Difference between female and male usage [closed]

Just out of curiosity I have done some quick statistics.

I downloaded the following books from Project Gutenberg

Men writers

  • Alice's Adventures in Wonderland by Lewis Carroll
  • Adventures of Huckleberry Finn by Mark Twain
  • Moby Dick, or, the whale by Herman Melville
  • The Adventures of Sherlock Holmes by Sir Arthur Conan Doyle
  • The Picture of Dorian Gray by Oscar Wilde
  • Paradise Lost by John Milton
  • The Works of Edgar Allan Poe — Volume 1 by Edgar Allan Poe
  • War and Peace by graf Leo Tolstoy
  • Dracula by Bram Stoker
  • Treasure Island by Robert Louis Stevenson

Women writers

  • Secret Adversary by Agatha Christie
  • Jane Eyre by Charlotte Brontë
  • Frankenstein by Mary Wollstonecraft Shelley
  • Pride and Prejudice by Jane Austen
  • Sarah Orne Jewett
  • Ramona by Helen Hunt Jackson
  • Home Influence by Grace Aguilar
  • Middlemarch by George Eliot
  • A Season at Harrogate by Mrs. Hofland
  • Wuthering Heights by Emily Brontë

After removing the common Project Gutenberg header, I've read the files in R, split them into characters and let it count vowels and consonants.
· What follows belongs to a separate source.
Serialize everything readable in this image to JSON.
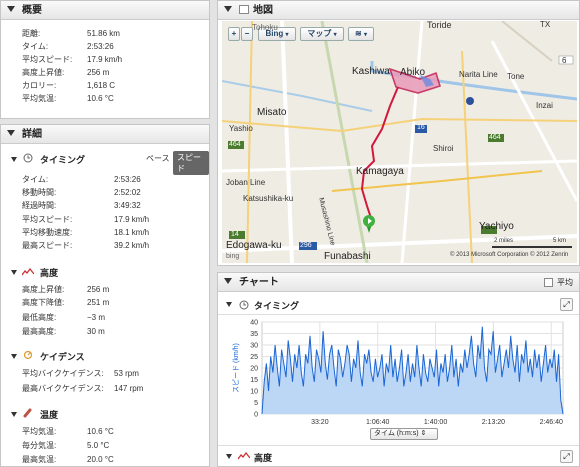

I had a total of 8725700 characters for men and 11468186 for women

Here's a graph with the ratios consonants/vowels1 calcolated per book (showing mean +/- standard deviation)

Consonants/vowels ratio

There is no statistical significance in the two groups (p=0.89, t-test)

EDIT

I played some more with the data and I got this bargraph of usage of the single letters.

usage per letter

Again, you can see no major differences between men and women writers

EDIT2: I repeated the analysis with 10 books per group. I would say that there is definitely no difference


1 I considered a, e, i, o and u as vowels, the result does not grossly change including y.